Tagged: big data Toggle Comment Threads | Keyboard Shortcuts

  • Profile photo of feedwordpress

    feedwordpress 11:52:30 on 2018/01/02 Permalink |
    Tags: , , , , , big data, , , , , , , , , , ,   

    The Cooperative Principle in Conversation versus the Prejudice in Silence 

    In the following, I understand the Internet as a massive text connected by many participants conversing with one another. Parts of the text are in close connection, and the discussion can be viewed as heated insofar as the sub-texts reference each other in some way (links are merely one example of such cross-references). Other parts of the text are fairly isolated, hardly discussed, rarely (if ever) referenced. I want to argue that the former parts are “well formed” in the sense that they follow Grice (1975)’s cooperative principle, and that the latter seem to evidence a sort of prejudice (performed by the disengaged participants) — which I hope to be able to elucidate more clearly.

    Before I embark on this little adventure, let me ask you to consider two somewhat complementary attitudes people commonly choose between when they are confronted with conversational situations.
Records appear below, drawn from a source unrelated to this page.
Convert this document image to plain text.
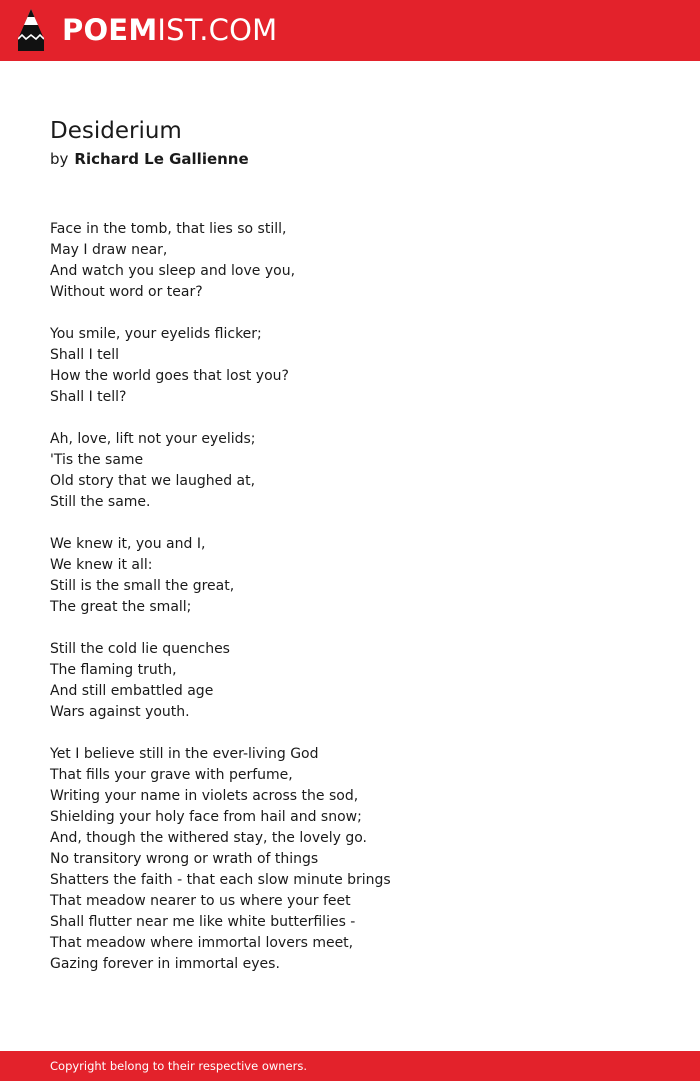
POEMIST.COM
Desiderium
by Richard Le Gallienne
Face in the tomb, that lies so still,
May I draw near,
And watch you sleep and love you,
Without word or tear?
You smile, your eyelids flicker;
Shall I tell
How the world goes that lost you?
Shall I tell?
Ah, love, lift not your eyelids;
'Tis the same
Old story that we laughed at,
Still the same.
We knew it, you and I,
We knew it all:
Still is the small the great,
The great the small;
Still the cold lie quenches
The flaming truth,
And still embattled age
Wars against youth.
Yet I believe still in the ever-living God
That fills your grave with perfume,
Writing your name in violets across the sod,
Shielding your holy face from hail and snow;
And, though the withered stay, the lovely go.
No transitory wrong or wrath of things
Shatters the faith - that each slow minute brings
That meadow nearer to us where your feet
Shall flutter near me like white butterfilies -
That meadow where immortal lovers meet,
Gazing forever in immortal eyes.
Copyright belong to their respective owners.
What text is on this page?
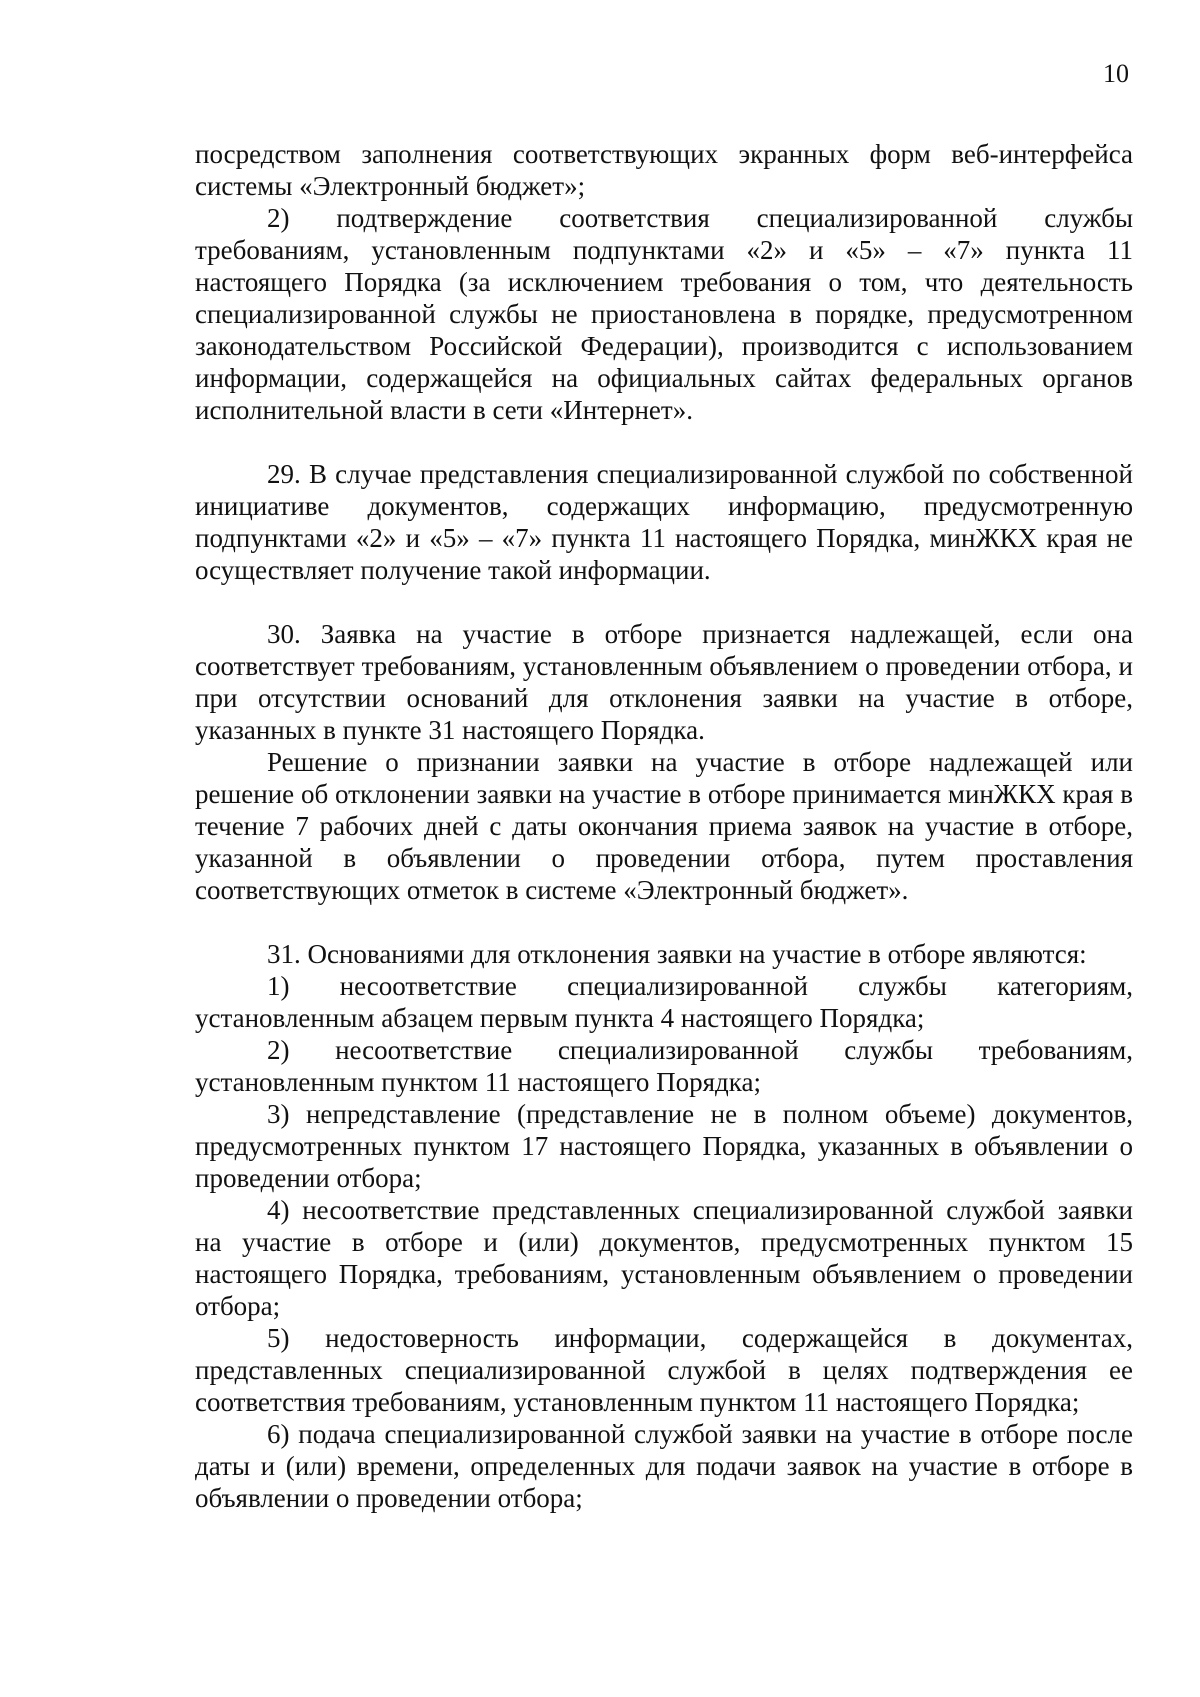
10

посредством заполнения соответствующих экранных форм веб-интерфейса системы «Электронный бюджет»;

2) подтверждение соответствия специализированной службы требованиям, установленным подпунктами «2» и «5» – «7» пункта 11 настоящего Порядка (за исключением требования о том, что деятельность специализированной службы не приостановлена в порядке, предусмотренном законодательством Российской Федерации), производится с использованием информации, содержащейся на официальных сайтах федеральных органов исполнительной власти в сети «Интернет».

29. В случае представления специализированной службой по собственной инициативе документов, содержащих информацию, предусмотренную подпунктами «2» и «5» – «7» пункта 11 настоящего Порядка, минЖКХ края не осуществляет получение такой информации.

30. Заявка на участие в отборе признается надлежащей, если она соответствует требованиям, установленным объявлением о проведении отбора, и при отсутствии оснований для отклонения заявки на участие в отборе, указанных в пункте 31 настоящего Порядка.

Решение о признании заявки на участие в отборе надлежащей или решение об отклонении заявки на участие в отборе принимается минЖКХ края в течение 7 рабочих дней с даты окончания приема заявок на участие в отборе, указанной в объявлении о проведении отбора, путем проставления соответствующих отметок в системе «Электронный бюджет».

31. Основаниями для отклонения заявки на участие в отборе являются:

1) несоответствие специализированной службы категориям, установленным абзацем первым пункта 4 настоящего Порядка;

2) несоответствие специализированной службы требованиям, установленным пунктом 11 настоящего Порядка;

3) непредставление (представление не в полном объеме) документов, предусмотренных пунктом 17 настоящего Порядка, указанных в объявлении о проведении отбора;

4) несоответствие представленных специализированной службой заявки на участие в отборе и (или) документов, предусмотренных пунктом 15 настоящего Порядка, требованиям, установленным объявлением о проведении отбора;

5) недостоверность информации, содержащейся в документах, представленных специализированной службой в целях подтверждения ее соответствия требованиям, установленным пунктом 11 настоящего Порядка;

6) подача специализированной службой заявки на участие в отборе после даты и (или) времени, определенных для подачи заявок на участие в отборе в объявлении о проведении отбора;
These are usually referred to as “feelings” — and in order to simplify, I will portray them as if they were simply logically diametrically opposed … whereas I guess most situations involve a wide variety of factors each varying in shades of gray rather than simple binary black versus white, one versus zero. Let’s just call them trust and distrust, and perhaps we can ascribe to elements of any situation as trustworthy versus distrustworthy.

    Next, let me introduce another scale — ranging from uncertainty (self-doubt) to certainty (self-confidence).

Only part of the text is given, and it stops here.